Our research goal was to apply Causal Discovery to software and systems project data to determine the causes of software and systems effort and schedule. We ran "out of the box" Tetrad analyses on the COCOMO(R) II and COSYSMO 3.0 calibration datasets, with 161 and 68 projects, respectively. In each case, Tetrad found only a few variables that caused effort, perhaps because our datasets had few projects.
Tetrad can also run multiple searches on variants of the original dataset (bootstrapping) reporting the frequency with which a causal edge occurs between a pair of nodes. We have employed an innovation: inserting noise variables into the dataset and examining their causal structure in order to determine what cutoff for edge frequency would eliminate randomly-arising edges, and then applying that cutoff to produce the resulting causal graph). We explored 2 variants of this approach.

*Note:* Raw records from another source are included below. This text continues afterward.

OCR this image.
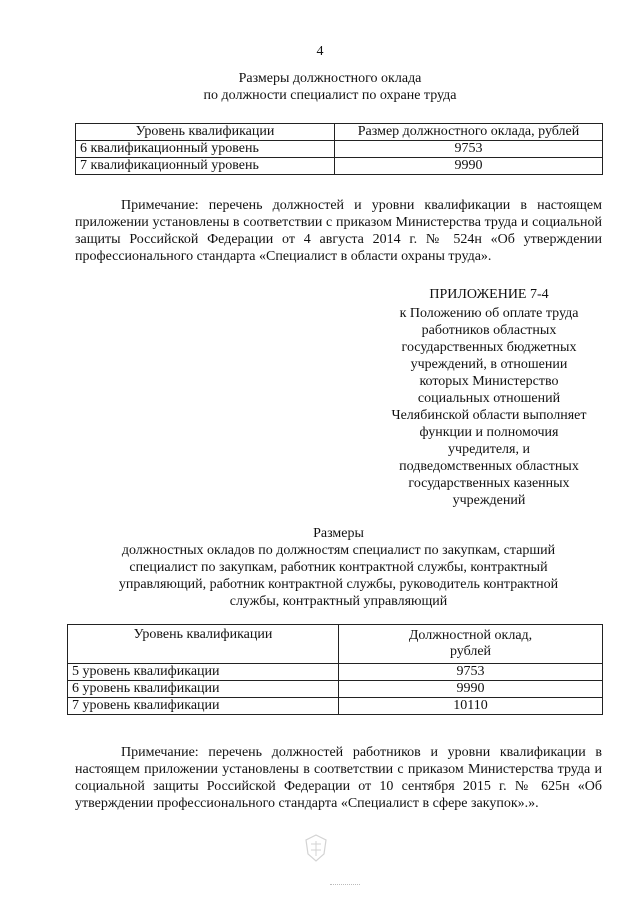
4
Размеры должностного оклада
по должности специалист по охране труда
Уровень квалификации	Размер должностного оклада, рублей
6 квалификационный уровень	9753
7 квалификационный уровень	9990

Примечание: перечень должностей и уровни квалификации в настоящем приложении установлены в соответствии с приказом Министерства труда и социальной защиты Российской Федерации от 4 августа 2014 г. № 524н «Об утверждении профессионального стандарта «Специалист в области охраны труда».

ПРИЛОЖЕНИЕ 7-4
к Положению об оплате труда
работников областных
государственных бюджетных
учреждений, в отношении
которых Министерство
социальных отношений
Челябинской области выполняет
функции и полномочия
учредителя, и
подведомственных областных
государственных казенных
учреждений
Размеры
должностных окладов по должностям специалист по закупкам, старший
специалист по закупкам, работник контрактной службы, контрактный
управляющий, работник контрактной службы, руководитель контрактной
службы, контрактный управляющий
Уровень квалификации	Должностной оклад,
рублей

5 уровень квалификации	9753
6 уровень квалификации	9990
7 уровень квалификации	10110

Примечание: перечень должностей работников и уровни квалификации в настоящем приложении установлены в соответствии с приказом Министерства труда и социальной защиты Российской Федерации от 10 сентября 2015 г. № 625н «Об утверждении профессионального стандарта «Специалист в сфере закупок».».
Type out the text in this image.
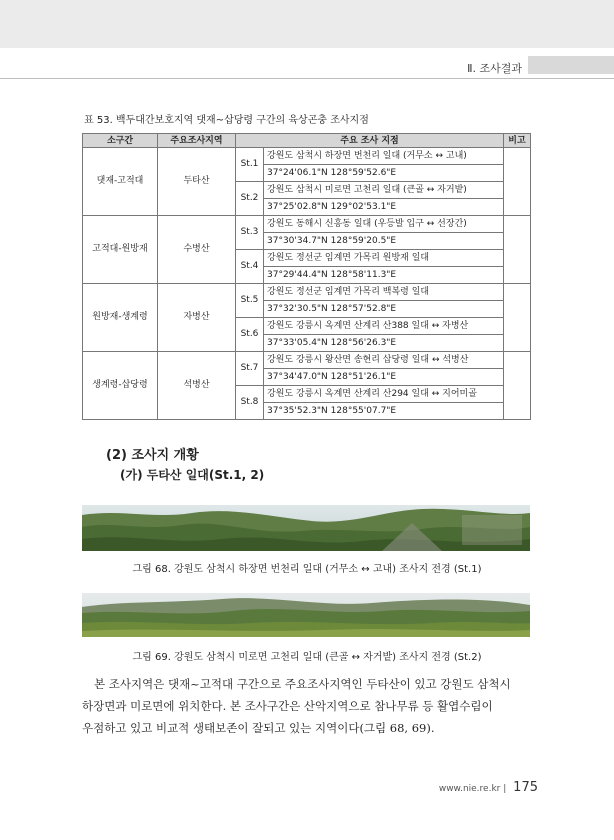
Ⅱ. 조사결과
표 53. 백두대간보호지역 댓재~삽당령 구간의 육상곤충 조사지점
소구간	주요조사지역	주요 조사 지점		비고
댓재-고적대	두타산	St.1	강원도 삼척시 하장면 번천리 일대 (거무소 ↔ 고내)	
			37°24'06.1"N 128°59'52.6"E	
		St.2	강원도 삼척시 미로면 고천리 일대 (큰골 ↔ 자거밭)	
			37°25'02.8"N 129°02'53.1"E	
고적대-원방재	수병산	St.3	강원도 동해시 신흥동 일대 (우등발 입구 ↔ 선장간)	
			37°30'34.7"N 128°59'20.5"E	
		St.4	강원도 정선군 임계면 가목리 원방재 일대	
			37°29'44.4"N 128°58'11.3"E	
원방재-생계령	자병산	St.5	강원도 정선군 임계면 가목리 백복령 일대	
			37°32'30.5"N 128°57'52.8"E	
		St.6	강원도 강릉시 옥계면 산계리 산388 일대 ↔ 자병산	
			37°33'05.4"N 128°56'26.3"E	
생계령-삽당령	석병산	St.7	강원도 강릉시 왕산면 송현리 삽당령 일대 ↔ 석병산	
			37°34'47.0"N 128°51'26.1"E	
		St.8	강원도 강릉시 옥계면 산계리 산294 일대 ↔ 지어미골	
			37°35'52.3"N 128°55'07.7"E	
(2) 조사지 개황
(가) 두타산 일대(St.1, 2)
그림 68. 강원도 삼척시 하장면 번천리 일대 (거무소 ↔ 고내) 조사지 전경 (St.1)
그림 69. 강원도 삼척시 미로면 고천리 일대 (큰골 ↔ 자거밭) 조사지 전경 (St.2)
본 조사지역은 댓재~고적대 구간으로 주요조사지역인 두타산이 있고 강원도 삼척시
하장면과 미로면에 위치한다. 본 조사구간은 산악지역으로 참나무류 등 활엽수림이
우점하고 있고 비교적 생태보존이 잘되고 있는 지역이다(그림 68, 69).
www.nie.re.kr | 175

We show an example causal graph for each of our different approaches. We thereby show the specific causes of effort that we determined, and discuss the results of our investigation of frequency-based analysis.
Presenters
Anandi Hira
Anandi Hira recently completed her PhD under Dr. Barry Boehm at University of Southern California’s (USC) Computer Science Department. Her research interests include software metrics and its application to project management, software cost estimation, and software process improvement. She had been a part of the Unified Code Count (UCC) development effort at USC CSSE and collected and analyzed the data to calibrate the COCOMO® II model to include functional size metrics.
James P Alstad
Dr. Jim Alstad recently received his PhD from the University of Southern California, with his thesis topic being “COSYSMO 3.0: An Extended, Unified Cost Estimating Model for Systems Engineering”. His thesis was based in part on workshops held at previous ITSWCost Fora. Jim has been working with Anandi and Mike applying Causal Discovery to cost model calibration data since 2017. Previously, Jim had a 32-year career in software engineering at Boeing Satellite Systems. At Boeing Jim developed satellite flight software on a variety of systems. He holds a patent on a satellite algorithm, “Fast Pair Catalog Access”.
Michael Konrad
Dr. Michael Konrad is a Principal Researcher at the SEI providing analytic support to various projects using statistics, machine learning, and recently, causal learning. Since 2013, Konrad has contributed to research in requirements engineering, software architecture, and complexity measurement. From 1998 to 2013, he contributed to CMMI as manager, chief architect, and configuration manager. He is coauthor of the CMMI for Development book. Prior to 1998, Konrad contributed to CMM, SDCE, and ISO 15504; receiving his Ph.D. in Mathematics from Ohio University in 1978.